Épisodes des journées de Juin 1848 – Le caveau des Tuileries

On nous menait aux Tuileries.

Aux Tuileries, pensions-nous, on trouvera de la place pour nous loger. Dans cet espoir, nous nous acheminions volontiers vers l’immense édifice. C’était dans la matinée du dimanche, 25 juin ; nous en étions à notre quatrième prison et nous avions toujours été de mal en pis.

Atroce déception ! Nous pénétrons dans un vestibule, on ouvre une première grille à gauche, nous descendons une vingtaine de marches et nous voilà en face d’une nouvelle grille donnant entrée dans un caveau. Elle roule sur ses gonds et puis, une fois refermée sur nous, nous parque dans un nouveau monde, à part de l’autre monde, dans un enfer dont ce récit ne donnera qu’une idée pâle et incomplète.

Nous sommes dans l’étroit boyau qui établit une communication souterraine entre le château des Tuileries et la terrasse du bord de l’eau.

En entrant, nous pataugeâmes dans une espèce de boue dont je ne compris pas d’abord la nature.
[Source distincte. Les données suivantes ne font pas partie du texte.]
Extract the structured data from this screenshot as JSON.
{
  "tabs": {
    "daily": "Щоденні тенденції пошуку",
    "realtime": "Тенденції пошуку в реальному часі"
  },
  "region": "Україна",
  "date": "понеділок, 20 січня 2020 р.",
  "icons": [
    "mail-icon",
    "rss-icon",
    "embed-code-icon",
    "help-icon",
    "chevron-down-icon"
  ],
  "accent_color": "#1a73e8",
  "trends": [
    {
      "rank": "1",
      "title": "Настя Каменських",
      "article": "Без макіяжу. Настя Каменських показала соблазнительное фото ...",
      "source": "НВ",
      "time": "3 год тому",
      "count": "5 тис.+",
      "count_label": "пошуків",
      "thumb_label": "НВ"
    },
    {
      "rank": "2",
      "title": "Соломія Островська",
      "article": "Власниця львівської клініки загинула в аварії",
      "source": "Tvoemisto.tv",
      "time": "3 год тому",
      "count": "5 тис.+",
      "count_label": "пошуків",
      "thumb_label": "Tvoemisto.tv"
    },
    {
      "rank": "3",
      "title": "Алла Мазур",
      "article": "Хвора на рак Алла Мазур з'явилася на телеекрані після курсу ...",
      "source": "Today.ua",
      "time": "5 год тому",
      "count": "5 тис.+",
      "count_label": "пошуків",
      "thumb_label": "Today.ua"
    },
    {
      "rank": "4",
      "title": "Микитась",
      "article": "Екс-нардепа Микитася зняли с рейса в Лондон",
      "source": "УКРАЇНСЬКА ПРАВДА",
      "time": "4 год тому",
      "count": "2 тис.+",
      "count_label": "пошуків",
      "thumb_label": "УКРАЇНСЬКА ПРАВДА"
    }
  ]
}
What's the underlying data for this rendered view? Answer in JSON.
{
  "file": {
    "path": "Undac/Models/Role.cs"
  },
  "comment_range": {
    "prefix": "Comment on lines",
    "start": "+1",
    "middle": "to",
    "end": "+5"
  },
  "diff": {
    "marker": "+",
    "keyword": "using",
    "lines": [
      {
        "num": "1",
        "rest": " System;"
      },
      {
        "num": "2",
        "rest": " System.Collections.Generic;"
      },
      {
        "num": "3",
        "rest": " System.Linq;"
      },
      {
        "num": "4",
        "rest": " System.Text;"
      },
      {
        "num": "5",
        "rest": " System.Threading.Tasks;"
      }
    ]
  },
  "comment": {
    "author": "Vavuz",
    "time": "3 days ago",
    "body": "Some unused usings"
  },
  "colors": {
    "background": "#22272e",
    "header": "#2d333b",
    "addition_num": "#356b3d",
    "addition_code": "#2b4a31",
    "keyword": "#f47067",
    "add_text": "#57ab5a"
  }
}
Au bout de quelques pas, nous allâmes dans l’obscurité, car la partie du caveau qui traverse le jardin n’a pas de côté à découvert, d’où il puisse prendre de l’air et du jour, ce qui a lieu, au contraire, pour la partie supérieure qui s’étend sous la terrasse. A mesure que nous avancions, une chaleur malsaine nous frappait le visage, et quelque chose d’âcre et de pénétrant nous fatiguait les paupières et nous suffoquait à la gorge.

Nous accomplîmes enfin ce rude trajet à travers une masse compacte d’hommes à la physionomie altérée. Ces premiers moments nous furent affreux, et c’est le corps oppressé que nous touchâmes le fond du caveau, car les nouveaux venus devaient toujours passer au fond. C’était néanmoins la partie la plus saine. Les urines qui avaient détrempé cette boue dont j’ai parlé, n’y séjournaient pas ; elles suivaient la pente et allaient former vers le bas des flaques infectes où piétinaient un millier d’hommes.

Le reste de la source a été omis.